Humboldt’s Pete Nichols Joins Sierra Club Leader, Daryl Hannah at White House Direct Action Protest

Hank Sims / Wednesday, Feb. 13, 2013 @ 6:24 a.m. / Activism , Environment

Humboldt County resident Pete “Pickles” Nichols, national director of the Waterkeeper Alliance, today joins Sierra Club leader Michael Brune, climate writer Bill McKibben, Robert Kennedy Jr, actress Daryl Hannah and a star-studded list of others in a direct action at the White House on the day after President Obama’s State of the Union address.

pickles

The group locks down outside the White House at 8:30 a.m. our time.

Today’s event, which is aimed at stopping the trans-North America Keystone pipeline and the development of oil fields on the Canadian tar sands, marks the first protest under the Sierra Club’s new turn toward civil disobedience on climate change issues. 

[Full disclosure: Pickles no longer sucks at poker as much as he once did, mostly due to his foolproof strategy of never showing up to play.]

More on the protest here. Statement from the participants in the action follows.

Why: 2012 was the hottest year on record, half the country is in severe drought, and Superstorm Sandy just flooded the greatest city in the world–New York. A global crisis unfolds before our eyes and immediate action is required.

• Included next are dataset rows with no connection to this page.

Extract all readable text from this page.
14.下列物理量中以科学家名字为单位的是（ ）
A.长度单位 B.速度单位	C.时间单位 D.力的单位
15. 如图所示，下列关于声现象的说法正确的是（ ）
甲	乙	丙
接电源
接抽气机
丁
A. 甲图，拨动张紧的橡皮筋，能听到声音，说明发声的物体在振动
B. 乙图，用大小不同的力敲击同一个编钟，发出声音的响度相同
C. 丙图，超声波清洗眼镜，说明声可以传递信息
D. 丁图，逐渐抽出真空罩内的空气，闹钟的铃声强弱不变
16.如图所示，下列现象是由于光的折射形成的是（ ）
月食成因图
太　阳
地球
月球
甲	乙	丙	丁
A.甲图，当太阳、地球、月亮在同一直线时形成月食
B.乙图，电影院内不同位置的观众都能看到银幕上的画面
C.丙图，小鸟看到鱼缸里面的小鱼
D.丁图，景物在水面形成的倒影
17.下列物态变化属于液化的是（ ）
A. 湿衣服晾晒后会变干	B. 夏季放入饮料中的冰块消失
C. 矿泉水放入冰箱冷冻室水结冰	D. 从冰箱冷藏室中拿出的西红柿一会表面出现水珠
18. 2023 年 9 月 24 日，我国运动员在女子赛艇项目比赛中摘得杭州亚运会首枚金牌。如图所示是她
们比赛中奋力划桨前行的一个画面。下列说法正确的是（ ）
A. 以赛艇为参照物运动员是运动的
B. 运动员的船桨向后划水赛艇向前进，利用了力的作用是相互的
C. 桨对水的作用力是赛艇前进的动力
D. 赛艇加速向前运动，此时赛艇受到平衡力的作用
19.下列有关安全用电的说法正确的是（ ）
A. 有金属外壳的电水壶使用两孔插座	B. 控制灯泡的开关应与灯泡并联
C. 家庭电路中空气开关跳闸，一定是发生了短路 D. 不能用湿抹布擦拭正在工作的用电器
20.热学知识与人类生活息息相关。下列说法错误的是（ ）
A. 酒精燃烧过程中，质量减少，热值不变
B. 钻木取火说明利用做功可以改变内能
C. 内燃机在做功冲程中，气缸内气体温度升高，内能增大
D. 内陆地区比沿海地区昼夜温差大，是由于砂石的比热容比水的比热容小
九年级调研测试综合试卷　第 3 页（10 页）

President Obama has the executive authority to make a significant and immediate impact on carbon pollution, and he can begin by saying no to Big Oil by rejecting the Keystone XL tar sands pipeline.

Civil disobedience is the response of ordinary people to extraordinary injustices. Americans have righted the wrongs of our society – slavery, child labor, suffrage, segregation, and inequality for gays and immigrant workers – with creative nonviolent resistance. Climate change threatens the health and security of all Americans, and action proportional to the problem is required–now.

The full list of participants, along with photos and bios, is available at tarsandsaction.org.

The participants risking arrest have released the following letter to explain their collective action.

“We’re here today to show the depth of our resolve that President Obama take immediate, decisive action against climate change—to show that if the president leads, the vast majority of Americans will rally behind him. We’re not here today to protest the president, we are here to encourage and support him. We lived through horrors of Superstorm Sandy, the Midwest drought, wildfires, and the hottest year on record: we know in our bones that the time has come to do more than we have, and all that we can.

“The president can’t work miracles by himself. An obstructionist Congress stands in the way of progress and innovation. But President Obama has the executive authority and the mandate from the American people to stand up to the fossil fuel industry, and to reject the Keystone XL tar sands pipeline right now.

“And we’re here to show something else—that the movement for a clean energy revolution is a broad and powerful one. In 2011 we were moved by the 1,253 Americans who went jail to protest Keystone in the biggest civil disobedience action in many years in this country. Today we are 50 people at the White House representing millions of Americans in every state, in every community. Today we risk arrest because a global crisis unfolds before our eyes. We have the solutions to this climate crisis. We have a moral obligation to stand stand for immediate, bold action to solve climate disruption. We can do it, and we will.”